Sunday, February 23, 2020
Liz Crowley and generational nepotism infects faculty staffing at a public school
The sister and nephew of Liz Crowley, an ex-city councilwoman running for Queens borough president, are getting special treatment as teachers in a city middle school, a whistleblower charges.
In what one staffer called “cronyism,” Patricia’s son, Eugene Cullivan, a day-to-day substitute, was filling in for an art teacher on leave. But when that teacher returned in November, Principal Kelly Nepogoda let Cullivan keep the class full-time instead of returning it to the licensed specialist.
“This is not just about favoritism. It’s about hurting students,” a veteran DOE teacher said. “The art students are subjected to a substitute when an experienced, licensed teacher is available.”
The veteran called it “preferential treatment” for the politically-connected duo. The Crowley sisters’ cousin is Joe Crowley, the longtime congressman and former Queens Democratic Party boss defeated in 2018 by primary challenger Alexandria Ocasio-Cortez.
Patricia Crowley declined to discuss the arrangement. Nepogoda did not return a call or answer an email. Liz Crowley did not return calls. A special election for borough president is set for March 24.

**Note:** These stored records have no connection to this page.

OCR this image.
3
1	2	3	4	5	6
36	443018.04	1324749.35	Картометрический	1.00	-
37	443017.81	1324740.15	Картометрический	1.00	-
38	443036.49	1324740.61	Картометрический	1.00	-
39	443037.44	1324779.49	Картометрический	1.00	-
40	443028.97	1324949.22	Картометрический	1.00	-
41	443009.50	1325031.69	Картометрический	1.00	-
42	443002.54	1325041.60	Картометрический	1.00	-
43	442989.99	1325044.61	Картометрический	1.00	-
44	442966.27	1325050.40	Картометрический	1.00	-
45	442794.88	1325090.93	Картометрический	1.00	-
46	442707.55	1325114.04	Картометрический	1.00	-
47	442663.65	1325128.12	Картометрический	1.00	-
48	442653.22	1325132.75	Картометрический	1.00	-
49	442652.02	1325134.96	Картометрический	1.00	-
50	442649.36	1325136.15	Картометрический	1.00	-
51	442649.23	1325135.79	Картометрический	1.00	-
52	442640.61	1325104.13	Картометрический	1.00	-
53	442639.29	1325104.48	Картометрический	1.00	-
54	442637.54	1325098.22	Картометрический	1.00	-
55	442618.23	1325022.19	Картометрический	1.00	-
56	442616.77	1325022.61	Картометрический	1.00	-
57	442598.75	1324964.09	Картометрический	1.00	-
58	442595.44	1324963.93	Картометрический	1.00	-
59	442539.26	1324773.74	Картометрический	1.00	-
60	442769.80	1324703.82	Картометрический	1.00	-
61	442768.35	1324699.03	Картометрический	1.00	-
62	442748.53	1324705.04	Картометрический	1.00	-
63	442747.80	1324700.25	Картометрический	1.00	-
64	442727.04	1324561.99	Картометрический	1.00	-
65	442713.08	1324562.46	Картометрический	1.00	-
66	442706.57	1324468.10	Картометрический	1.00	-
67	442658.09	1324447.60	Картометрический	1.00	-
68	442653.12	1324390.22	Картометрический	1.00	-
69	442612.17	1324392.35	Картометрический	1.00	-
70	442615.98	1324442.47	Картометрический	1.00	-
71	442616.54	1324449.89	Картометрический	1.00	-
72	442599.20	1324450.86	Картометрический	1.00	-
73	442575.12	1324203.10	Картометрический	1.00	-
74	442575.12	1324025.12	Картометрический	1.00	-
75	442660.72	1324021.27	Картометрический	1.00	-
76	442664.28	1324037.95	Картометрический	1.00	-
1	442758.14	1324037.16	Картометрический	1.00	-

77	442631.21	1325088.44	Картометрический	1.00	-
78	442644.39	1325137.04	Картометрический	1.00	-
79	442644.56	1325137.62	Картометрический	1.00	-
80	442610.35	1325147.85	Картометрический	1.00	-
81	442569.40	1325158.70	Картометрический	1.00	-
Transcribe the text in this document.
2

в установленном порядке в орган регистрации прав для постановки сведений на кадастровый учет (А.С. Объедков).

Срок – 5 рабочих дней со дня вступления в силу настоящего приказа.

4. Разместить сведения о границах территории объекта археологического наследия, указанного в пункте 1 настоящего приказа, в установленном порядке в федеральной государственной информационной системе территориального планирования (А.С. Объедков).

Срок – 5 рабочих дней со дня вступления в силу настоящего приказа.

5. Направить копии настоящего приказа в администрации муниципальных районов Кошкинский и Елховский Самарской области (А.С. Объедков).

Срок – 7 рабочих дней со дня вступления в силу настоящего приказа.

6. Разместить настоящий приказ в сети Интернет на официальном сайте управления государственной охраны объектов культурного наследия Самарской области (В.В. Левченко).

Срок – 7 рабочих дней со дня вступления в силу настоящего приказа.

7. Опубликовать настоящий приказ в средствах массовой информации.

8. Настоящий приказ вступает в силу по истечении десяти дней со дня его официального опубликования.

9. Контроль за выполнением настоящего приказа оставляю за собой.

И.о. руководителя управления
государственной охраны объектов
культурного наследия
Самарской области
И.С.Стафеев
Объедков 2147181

Patricia Crowley, 50, is licensed to teach children in pre-K to 6th grade, and special education. She taught 6th grade science at IS 5 before taking a special, two-year DOE assignment as a “peer evaluator” in other schools, making $141,300 last school year.
Since returning to IS 5 in September, her salary reverted to $121,862, the DOE said. She doesn’t teach a class, but supervises the SAVE, or in-house suspension, room. Typically five to 10 students at a time come from various classes with work assigned by their regular teachers.
A SAVE teacher may help kids with questions, but no lesson planning or grading is required. It’s considered an easy, less stressful job.
Crowley could be teaching a regular class, or helping reduce class size, the DOE veteran said: “Her services should be utilized helping students with the greatest need, instead of being put in a practically phantom job.”
Her son Cullivan, 27, was subbing for an art teacher on medical leave when the school year started, Nepogoda granted his request to keep the class after the art teacher returned on Nov. 22. Nepogoda assigned the art teacher a class of students scheduled for music, replacing a music teacher she had removed for alleged misconduct. The school is now without a music teacher.